Desde siempre, me he considerado un apasionado visitante de las llamadas librerías de “viejo”, establecimientos donde –como su nombre indica a la perfección- se compran y venden volúmenes previamente usados; o, mejor dicho y con una expresión más acertada, leídos (y hasta puede que releídos, ya por rizar el rizo).

En este tipo de locales comerciales-culturales no se suelen encontrar peregrinas rarezas bibliográficas, pero sí muestras curiosas, interesantes y, sobretodo, libros inesperados. No teníamos ni la más remota noticia de un determinado volumen que se halla tirado en un rincón de un mueble; no pasaba por nuestra imaginación la posibilidad de leer tal otro libro que nuestros ojos descubren, algo polvoriento. Y, he aquí que, de pronto, se nos aparece. Nuestra curiosidad intelectual se despierta ya con el simple hallazgo. No se trata de un volumen raro pero, este ejemplar no lo podríamos encontrar en las librerías normales. Hace años que se había despedido del circuito habitual que rige el comercio de las editoriales.

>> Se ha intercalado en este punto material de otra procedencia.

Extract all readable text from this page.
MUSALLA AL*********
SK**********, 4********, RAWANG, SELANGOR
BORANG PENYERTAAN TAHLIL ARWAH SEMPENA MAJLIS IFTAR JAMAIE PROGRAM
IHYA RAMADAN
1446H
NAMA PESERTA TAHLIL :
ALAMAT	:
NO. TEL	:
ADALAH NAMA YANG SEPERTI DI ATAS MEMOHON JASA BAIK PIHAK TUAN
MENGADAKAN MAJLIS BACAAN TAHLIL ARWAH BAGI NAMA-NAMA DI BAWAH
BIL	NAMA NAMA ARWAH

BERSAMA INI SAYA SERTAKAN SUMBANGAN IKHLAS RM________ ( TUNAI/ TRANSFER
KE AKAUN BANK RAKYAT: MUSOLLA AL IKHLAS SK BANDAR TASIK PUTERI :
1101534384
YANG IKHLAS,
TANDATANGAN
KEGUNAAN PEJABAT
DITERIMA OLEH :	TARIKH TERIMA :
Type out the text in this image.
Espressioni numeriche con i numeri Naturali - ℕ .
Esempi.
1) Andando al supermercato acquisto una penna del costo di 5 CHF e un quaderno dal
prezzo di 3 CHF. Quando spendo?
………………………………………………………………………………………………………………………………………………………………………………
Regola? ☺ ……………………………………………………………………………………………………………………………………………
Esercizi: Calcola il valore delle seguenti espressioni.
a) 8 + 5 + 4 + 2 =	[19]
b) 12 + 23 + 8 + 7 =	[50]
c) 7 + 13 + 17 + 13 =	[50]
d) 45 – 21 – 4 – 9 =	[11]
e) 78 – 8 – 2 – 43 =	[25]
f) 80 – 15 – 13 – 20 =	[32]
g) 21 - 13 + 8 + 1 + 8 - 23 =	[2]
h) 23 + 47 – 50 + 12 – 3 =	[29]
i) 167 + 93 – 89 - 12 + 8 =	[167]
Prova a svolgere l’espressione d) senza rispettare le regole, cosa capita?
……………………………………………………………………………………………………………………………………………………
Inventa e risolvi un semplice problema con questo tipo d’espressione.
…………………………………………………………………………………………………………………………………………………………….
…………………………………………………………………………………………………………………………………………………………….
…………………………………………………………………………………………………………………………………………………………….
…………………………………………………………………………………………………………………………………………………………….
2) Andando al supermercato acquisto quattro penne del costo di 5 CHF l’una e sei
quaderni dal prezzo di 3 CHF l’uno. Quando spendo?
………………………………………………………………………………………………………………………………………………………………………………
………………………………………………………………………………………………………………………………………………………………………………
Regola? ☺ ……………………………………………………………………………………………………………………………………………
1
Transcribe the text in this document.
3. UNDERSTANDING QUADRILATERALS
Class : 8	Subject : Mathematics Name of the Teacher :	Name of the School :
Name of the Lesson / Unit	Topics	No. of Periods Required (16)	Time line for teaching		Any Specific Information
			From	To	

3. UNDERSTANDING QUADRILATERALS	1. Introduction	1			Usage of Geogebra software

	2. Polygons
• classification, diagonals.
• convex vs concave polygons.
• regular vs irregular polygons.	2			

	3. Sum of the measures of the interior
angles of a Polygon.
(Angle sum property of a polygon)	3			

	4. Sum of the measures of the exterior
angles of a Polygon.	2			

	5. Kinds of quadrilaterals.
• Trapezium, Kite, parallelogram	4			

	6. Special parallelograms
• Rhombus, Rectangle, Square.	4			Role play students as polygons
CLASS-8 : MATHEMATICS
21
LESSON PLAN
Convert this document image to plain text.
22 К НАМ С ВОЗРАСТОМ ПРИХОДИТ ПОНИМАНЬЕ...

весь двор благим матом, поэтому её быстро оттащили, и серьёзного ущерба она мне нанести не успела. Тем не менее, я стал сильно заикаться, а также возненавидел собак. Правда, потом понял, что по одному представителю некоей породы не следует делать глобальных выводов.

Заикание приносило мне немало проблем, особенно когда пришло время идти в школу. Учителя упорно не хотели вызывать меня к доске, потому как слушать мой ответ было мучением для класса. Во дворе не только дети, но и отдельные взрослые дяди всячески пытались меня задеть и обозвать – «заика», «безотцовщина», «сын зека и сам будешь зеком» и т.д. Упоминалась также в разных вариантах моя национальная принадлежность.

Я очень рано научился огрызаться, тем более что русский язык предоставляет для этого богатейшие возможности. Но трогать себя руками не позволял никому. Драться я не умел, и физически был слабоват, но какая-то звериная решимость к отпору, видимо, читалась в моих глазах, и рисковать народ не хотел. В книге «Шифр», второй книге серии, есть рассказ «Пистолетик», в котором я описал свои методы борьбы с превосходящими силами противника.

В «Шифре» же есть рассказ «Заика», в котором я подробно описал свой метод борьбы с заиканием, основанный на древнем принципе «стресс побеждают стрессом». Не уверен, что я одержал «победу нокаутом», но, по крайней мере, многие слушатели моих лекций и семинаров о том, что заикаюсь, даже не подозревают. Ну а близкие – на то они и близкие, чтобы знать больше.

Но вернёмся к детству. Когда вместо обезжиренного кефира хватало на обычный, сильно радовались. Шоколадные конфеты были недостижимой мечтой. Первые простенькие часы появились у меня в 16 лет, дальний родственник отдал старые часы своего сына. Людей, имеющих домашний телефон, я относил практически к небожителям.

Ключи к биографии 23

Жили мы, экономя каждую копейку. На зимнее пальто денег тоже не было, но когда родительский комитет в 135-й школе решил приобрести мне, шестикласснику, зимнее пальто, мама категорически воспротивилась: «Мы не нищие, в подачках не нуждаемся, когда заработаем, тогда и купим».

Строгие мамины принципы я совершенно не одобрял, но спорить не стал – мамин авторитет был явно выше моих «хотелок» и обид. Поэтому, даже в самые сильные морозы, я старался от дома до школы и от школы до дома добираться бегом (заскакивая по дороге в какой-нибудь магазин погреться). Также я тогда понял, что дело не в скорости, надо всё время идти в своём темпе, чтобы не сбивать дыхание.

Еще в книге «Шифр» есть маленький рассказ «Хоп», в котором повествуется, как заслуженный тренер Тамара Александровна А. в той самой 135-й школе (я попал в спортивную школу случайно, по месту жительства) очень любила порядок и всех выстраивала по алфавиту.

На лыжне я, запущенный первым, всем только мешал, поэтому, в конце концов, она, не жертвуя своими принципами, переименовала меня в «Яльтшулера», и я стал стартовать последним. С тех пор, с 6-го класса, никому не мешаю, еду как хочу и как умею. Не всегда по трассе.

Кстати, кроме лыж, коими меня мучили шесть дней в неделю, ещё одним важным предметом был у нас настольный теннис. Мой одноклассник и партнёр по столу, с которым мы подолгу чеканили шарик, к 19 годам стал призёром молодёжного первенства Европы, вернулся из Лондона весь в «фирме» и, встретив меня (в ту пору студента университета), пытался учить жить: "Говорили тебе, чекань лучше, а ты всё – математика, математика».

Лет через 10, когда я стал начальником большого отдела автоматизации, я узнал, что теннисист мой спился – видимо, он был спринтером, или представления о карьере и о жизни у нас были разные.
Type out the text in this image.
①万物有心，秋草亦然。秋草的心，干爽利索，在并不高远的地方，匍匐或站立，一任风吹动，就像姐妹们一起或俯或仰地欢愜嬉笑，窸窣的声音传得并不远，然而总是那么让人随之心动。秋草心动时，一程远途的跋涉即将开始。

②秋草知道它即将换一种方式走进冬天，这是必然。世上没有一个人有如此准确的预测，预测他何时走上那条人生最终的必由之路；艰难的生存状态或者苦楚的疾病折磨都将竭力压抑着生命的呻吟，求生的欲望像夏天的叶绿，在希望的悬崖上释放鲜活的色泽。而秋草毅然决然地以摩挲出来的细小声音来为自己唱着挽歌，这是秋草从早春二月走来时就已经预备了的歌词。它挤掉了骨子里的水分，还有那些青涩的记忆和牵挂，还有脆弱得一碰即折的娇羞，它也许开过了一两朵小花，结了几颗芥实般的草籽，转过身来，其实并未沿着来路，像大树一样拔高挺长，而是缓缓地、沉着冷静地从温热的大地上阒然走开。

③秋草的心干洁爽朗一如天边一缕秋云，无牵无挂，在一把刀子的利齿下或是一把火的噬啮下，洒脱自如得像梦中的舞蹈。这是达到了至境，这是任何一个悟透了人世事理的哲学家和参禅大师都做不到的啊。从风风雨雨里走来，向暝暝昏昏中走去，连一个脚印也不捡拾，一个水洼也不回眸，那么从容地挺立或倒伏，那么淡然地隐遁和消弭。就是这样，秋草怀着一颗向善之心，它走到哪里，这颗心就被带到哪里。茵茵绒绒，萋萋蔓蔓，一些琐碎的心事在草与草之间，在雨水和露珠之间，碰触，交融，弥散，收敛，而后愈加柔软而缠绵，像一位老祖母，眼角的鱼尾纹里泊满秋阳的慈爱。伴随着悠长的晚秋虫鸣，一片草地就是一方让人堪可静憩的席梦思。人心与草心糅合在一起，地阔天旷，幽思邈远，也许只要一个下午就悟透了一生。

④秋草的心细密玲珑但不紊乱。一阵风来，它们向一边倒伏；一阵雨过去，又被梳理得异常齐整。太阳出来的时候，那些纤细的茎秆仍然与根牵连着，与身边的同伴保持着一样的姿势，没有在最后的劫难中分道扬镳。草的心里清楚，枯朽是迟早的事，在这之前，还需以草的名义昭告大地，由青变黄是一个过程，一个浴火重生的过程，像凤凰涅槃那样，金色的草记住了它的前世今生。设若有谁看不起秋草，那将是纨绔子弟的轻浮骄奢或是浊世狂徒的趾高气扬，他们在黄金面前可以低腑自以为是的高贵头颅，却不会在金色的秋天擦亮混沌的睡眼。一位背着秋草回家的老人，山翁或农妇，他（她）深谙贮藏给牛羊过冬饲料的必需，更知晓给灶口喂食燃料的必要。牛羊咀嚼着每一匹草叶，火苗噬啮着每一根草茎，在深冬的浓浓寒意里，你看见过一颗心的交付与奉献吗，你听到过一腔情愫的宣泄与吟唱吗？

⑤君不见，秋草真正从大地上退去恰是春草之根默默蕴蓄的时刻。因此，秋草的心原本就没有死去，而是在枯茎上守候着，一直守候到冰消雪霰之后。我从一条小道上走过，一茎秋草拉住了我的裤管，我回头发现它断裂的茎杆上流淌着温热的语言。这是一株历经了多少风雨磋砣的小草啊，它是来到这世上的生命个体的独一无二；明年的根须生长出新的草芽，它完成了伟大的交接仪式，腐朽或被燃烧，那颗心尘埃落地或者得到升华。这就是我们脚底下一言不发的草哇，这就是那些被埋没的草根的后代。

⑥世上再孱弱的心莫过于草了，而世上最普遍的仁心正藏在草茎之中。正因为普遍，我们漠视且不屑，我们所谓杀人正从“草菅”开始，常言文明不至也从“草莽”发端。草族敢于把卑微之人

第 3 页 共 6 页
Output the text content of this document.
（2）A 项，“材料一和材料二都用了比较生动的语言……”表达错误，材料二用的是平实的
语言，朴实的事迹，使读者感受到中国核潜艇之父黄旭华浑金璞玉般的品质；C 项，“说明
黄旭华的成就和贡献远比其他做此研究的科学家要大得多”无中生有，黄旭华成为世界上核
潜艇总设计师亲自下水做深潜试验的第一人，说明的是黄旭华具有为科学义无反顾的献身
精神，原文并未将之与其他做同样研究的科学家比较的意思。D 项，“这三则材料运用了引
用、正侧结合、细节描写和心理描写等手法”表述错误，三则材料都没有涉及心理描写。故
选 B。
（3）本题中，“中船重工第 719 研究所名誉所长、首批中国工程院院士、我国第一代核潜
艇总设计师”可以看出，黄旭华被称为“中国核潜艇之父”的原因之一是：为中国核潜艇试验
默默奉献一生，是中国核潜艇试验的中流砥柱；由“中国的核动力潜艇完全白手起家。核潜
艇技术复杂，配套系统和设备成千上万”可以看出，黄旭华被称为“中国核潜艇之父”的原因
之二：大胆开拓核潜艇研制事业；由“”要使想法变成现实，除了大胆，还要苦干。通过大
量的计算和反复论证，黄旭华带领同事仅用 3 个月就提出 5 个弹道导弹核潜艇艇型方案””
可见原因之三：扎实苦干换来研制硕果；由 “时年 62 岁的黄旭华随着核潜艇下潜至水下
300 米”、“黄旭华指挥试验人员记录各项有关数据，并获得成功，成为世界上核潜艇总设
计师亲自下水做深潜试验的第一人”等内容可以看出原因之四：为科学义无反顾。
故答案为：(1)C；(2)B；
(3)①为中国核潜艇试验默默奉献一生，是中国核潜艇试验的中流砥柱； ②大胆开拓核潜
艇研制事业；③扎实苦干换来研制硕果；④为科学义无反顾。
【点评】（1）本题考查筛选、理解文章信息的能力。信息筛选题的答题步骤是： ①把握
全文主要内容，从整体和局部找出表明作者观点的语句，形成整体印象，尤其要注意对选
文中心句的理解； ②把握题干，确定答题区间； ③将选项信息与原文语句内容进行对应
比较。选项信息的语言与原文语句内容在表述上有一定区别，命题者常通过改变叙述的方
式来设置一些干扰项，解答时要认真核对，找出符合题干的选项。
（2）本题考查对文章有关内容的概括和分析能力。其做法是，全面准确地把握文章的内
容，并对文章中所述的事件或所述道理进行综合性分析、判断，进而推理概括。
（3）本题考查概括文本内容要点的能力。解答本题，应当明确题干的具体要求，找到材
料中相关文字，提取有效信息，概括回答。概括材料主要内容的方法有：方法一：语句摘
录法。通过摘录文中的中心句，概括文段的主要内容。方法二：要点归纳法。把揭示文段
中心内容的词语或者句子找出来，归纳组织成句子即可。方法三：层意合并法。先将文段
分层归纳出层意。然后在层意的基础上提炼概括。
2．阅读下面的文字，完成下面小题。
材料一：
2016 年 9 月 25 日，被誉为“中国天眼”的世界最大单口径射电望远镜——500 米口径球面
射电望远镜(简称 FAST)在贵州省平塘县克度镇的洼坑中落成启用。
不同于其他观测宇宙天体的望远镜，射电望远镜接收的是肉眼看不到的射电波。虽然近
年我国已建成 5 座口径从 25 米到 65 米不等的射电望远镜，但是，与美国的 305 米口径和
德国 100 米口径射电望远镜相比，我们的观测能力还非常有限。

Ante nosotros se abre una pequeña perspectiva histórico-literaria que antes no teníamos. Nuestros conocimientos sobre determinada materia quedan, con la lectura de este libro, completados; o, por lo menos, constatamos un cierto avance en el contenido consultado por sorpresa. Victoria de la improvisación como método de trabajo; algo así como el jazz de la lectura.

Estamos hablando de unos puestos de venta (a veces en la calle y, en algunos casos, en interiores) con un aspecto ligeramente bohemio y desordenado; una luz de fotografía en blanco y negro. Un cierto aroma a papel rancio nos invade los sentidos y consigue que respiremos antigüedad por todos nuestros poros.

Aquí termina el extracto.